At the same time, the Radeon VII’s three fans don’t make any high-pitched whirring noises, so while the GPU is on the louder side, it isn’t exactly annoying.

So which one should you get?

So should you go with team red or team green? And the answer to that is going to depend on a few things.

First, don’t go with either unless you’re gaming in 4K. Even if you want 1440p at 144Hz, you are much better off with a $350 RTX 2060 (especially if you overclock it).

Second, you should go with the Radeon VII if you work with 3D art applications like Blender. And you should go with the RTX 2080 if you like to livestream to Twitch or record video for YouTube.

Finally, you need to choose who to believe about the future. Do you think ray tracing and DLSS will matter before extremely fast high-capacity memory? Then you should get the RTX 2080. If you believe the opposite, then plunk down $700 for the Radeon VII.

I think all of these things will matter eventually, but I would put my money on DLSS mattering the most to me over the next couple of years.

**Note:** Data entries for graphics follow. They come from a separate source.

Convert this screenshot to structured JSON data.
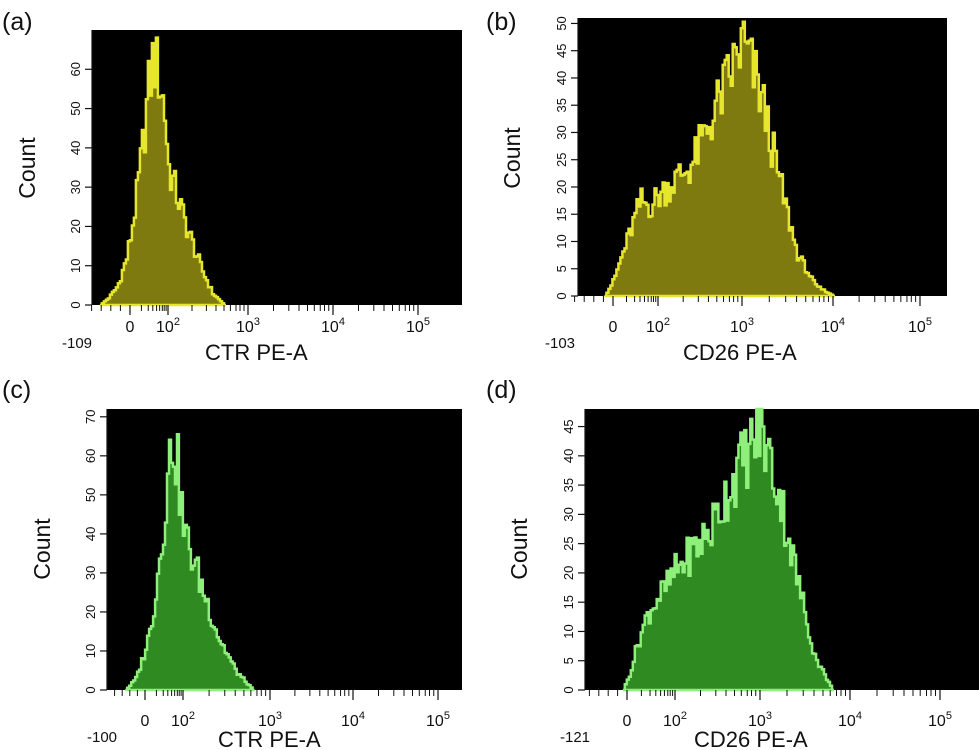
{
  "chart_data": [
    {
      "panel": "(a)",
      "type": "area",
      "color": "#e6e62c",
      "fill": "#7f7a10",
      "xlabel": "CTR PE-A",
      "ylabel": "Count",
      "x_axis_min_label": "-109",
      "xticks": [
        "0",
        "10",
        "10",
        "10",
        "10"
      ],
      "xtick_exponents": [
        "",
        "2",
        "3",
        "4",
        "5"
      ],
      "xlim": [
        -109,
        5
      ],
      "yticks": [
        0,
        10,
        20,
        30,
        40,
        50,
        60
      ],
      "ylim": [
        0,
        70
      ],
      "series": [
        {
          "x": [
            -0.7,
            -0.5,
            -0.3,
            -0.1,
            0.0,
            0.3,
            0.6,
            0.9,
            1.2,
            1.5,
            1.8,
            2.0,
            2.2,
            2.4,
            2.55,
            2.7
          ],
          "values": [
            0,
            2,
            5,
            12,
            18,
            28,
            40,
            55,
            65,
            60,
            50,
            36,
            22,
            10,
            3,
            0
          ]
        }
      ]
    },
    {
      "panel": "(b)",
      "type": "area",
      "color": "#e6e62c",
      "fill": "#7f7a10",
      "xlabel": "CD26 PE-A",
      "ylabel": "Count",
      "x_axis_min_label": "-103",
      "xticks": [
        "0",
        "10",
        "10",
        "10",
        "10"
      ],
      "xtick_exponents": [
        "",
        "2",
        "3",
        "4",
        "5"
      ],
      "xlim": [
        -103,
        5
      ],
      "yticks": [
        0,
        5,
        10,
        15,
        20,
        25,
        30,
        35,
        40,
        45,
        50
      ],
      "ylim": [
        0,
        51
      ],
      "series": [
        {
          "x": [
            -0.2,
            0.0,
            0.4,
            0.8,
            1.2,
            1.6,
            2.0,
            2.4,
            2.8,
            3.0,
            3.2,
            3.4,
            3.6,
            3.8,
            4.0
          ],
          "values": [
            0,
            3,
            8,
            13,
            18,
            17,
            19,
            25,
            40,
            48,
            38,
            22,
            8,
            2,
            0
          ]
        }
      ]
    },
    {
      "panel": "(c)",
      "type": "area",
      "color": "#8ef07a",
      "fill": "#2f8a22",
      "xlabel": "CTR PE-A",
      "ylabel": "Count",
      "x_axis_min_label": "-100",
      "xticks": [
        "0",
        "10",
        "10",
        "10",
        "10"
      ],
      "xtick_exponents": [
        "",
        "2",
        "3",
        "4",
        "5"
      ],
      "xlim": [
        -100,
        5
      ],
      "yticks": [
        0,
        10,
        20,
        30,
        40,
        50,
        60,
        70
      ],
      "ylim": [
        0,
        72
      ],
      "series": [
        {
          "x": [
            -0.6,
            -0.3,
            -0.1,
            0.2,
            0.5,
            0.8,
            1.1,
            1.4,
            1.7,
            2.0,
            2.2,
            2.4,
            2.6,
            2.8
          ],
          "values": [
            0,
            3,
            8,
            15,
            25,
            38,
            52,
            68,
            58,
            42,
            28,
            14,
            5,
            0
          ]
        }
      ]
    },
    {
      "panel": "(d)",
      "type": "area",
      "color": "#8ef07a",
      "fill": "#2f8a22",
      "xlabel": "CD26 PE-A",
      "ylabel": "Count",
      "x_axis_min_label": "-121",
      "xticks": [
        "0",
        "10",
        "10",
        "10",
        "10"
      ],
      "xtick_exponents": [
        "",
        "2",
        "3",
        "4",
        "5"
      ],
      "xlim": [
        -121,
        5
      ],
      "yticks": [
        0,
        5,
        10,
        15,
        20,
        25,
        30,
        35,
        40,
        45
      ],
      "ylim": [
        0,
        48
      ],
      "series": [
        {
          "x": [
            -0.1,
            0.1,
            0.4,
            0.8,
            1.2,
            1.6,
            2.0,
            2.4,
            2.7,
            3.0,
            3.2,
            3.4,
            3.6,
            3.8
          ],
          "values": [
            0,
            3,
            8,
            13,
            16,
            18,
            21,
            28,
            38,
            46,
            35,
            20,
            6,
            0
          ]
        }
      ]
    }
  ]
}
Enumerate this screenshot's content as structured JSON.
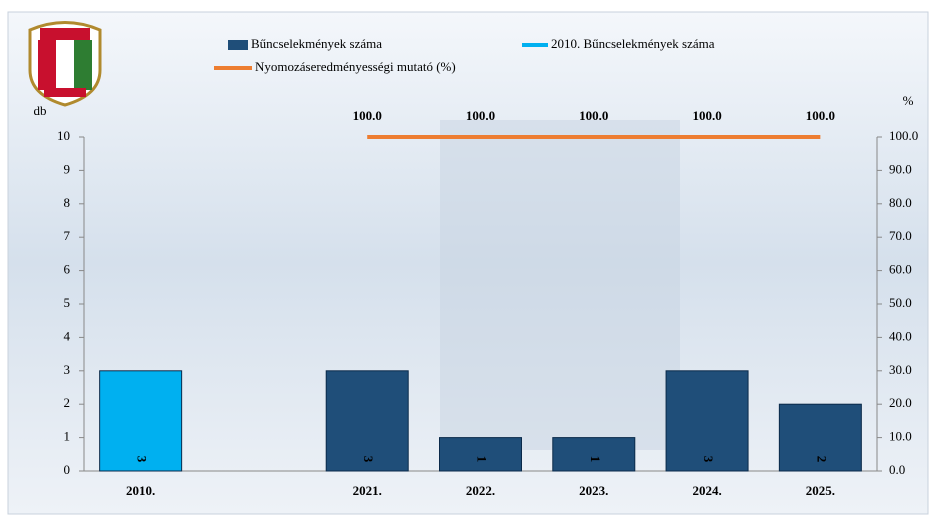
{
  "chart_data": {
    "type": "bar",
    "categories": [
      "2010.",
      null,
      "2021.",
      "2022.",
      "2023.",
      "2024.",
      "2025."
    ],
    "series": [
      {
        "name": "Bűncselekmények száma",
        "color": "#1f4e79",
        "values": [
          null,
          null,
          3,
          1,
          1,
          3,
          2
        ]
      },
      {
        "name": "2010. Bűncselekmények száma",
        "color": "#00b0f0",
        "values": [
          3,
          null,
          null,
          null,
          null,
          null,
          null
        ]
      },
      {
        "name": "Nyomozáseredményességi mutató (%)",
        "type": "line",
        "axis": "y2",
        "color": "#ed7d31",
        "values": [
          null,
          null,
          100,
          100,
          100,
          100,
          100
        ],
        "value_labels": [
          null,
          null,
          "100.0",
          "100.0",
          "100.0",
          "100.0",
          "100.0"
        ]
      }
    ],
    "y_label": "db",
    "y2_label": "%",
    "ylim": [
      0,
      10
    ],
    "yticks": [
      0,
      1,
      2,
      3,
      4,
      5,
      6,
      7,
      8,
      9,
      10
    ],
    "y2lim": [
      0,
      100
    ],
    "y2ticks": [
      {
        "value": 0,
        "label": "0.0"
      },
      {
        "value": 10,
        "label": "10.0"
      },
      {
        "value": 20,
        "label": "20.0"
      },
      {
        "value": 30,
        "label": "30.0"
      },
      {
        "value": 40,
        "label": "40.0"
      },
      {
        "value": 50,
        "label": "50.0"
      },
      {
        "value": 60,
        "label": "60.0"
      },
      {
        "value": 70,
        "label": "70.0"
      },
      {
        "value": 80,
        "label": "80.0"
      },
      {
        "value": 90,
        "label": "90.0"
      },
      {
        "value": 100,
        "label": "100.0"
      }
    ]
  }
}
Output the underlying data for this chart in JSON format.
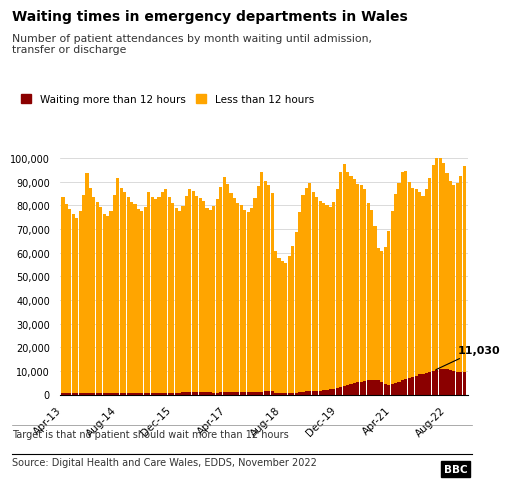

Developers are going to salivate over more video memory, but they’re going to have to keep making games that also work with consoles and RTX 2060s that only have 6GB of video RAM. That’s going to limit how a game can take advantage of the Radeon VII.

But DLSS is showing up in games now, and it is making a huge performance impact. It is such a drastic improvement that it could potentially even make ray tracing viable on the lower end RTX cards. And in four or five years, when the RTX 2080 is starting to feel slow, I expect DLSS to make the RTX 2080 feel significantly faster than the Radeon VII.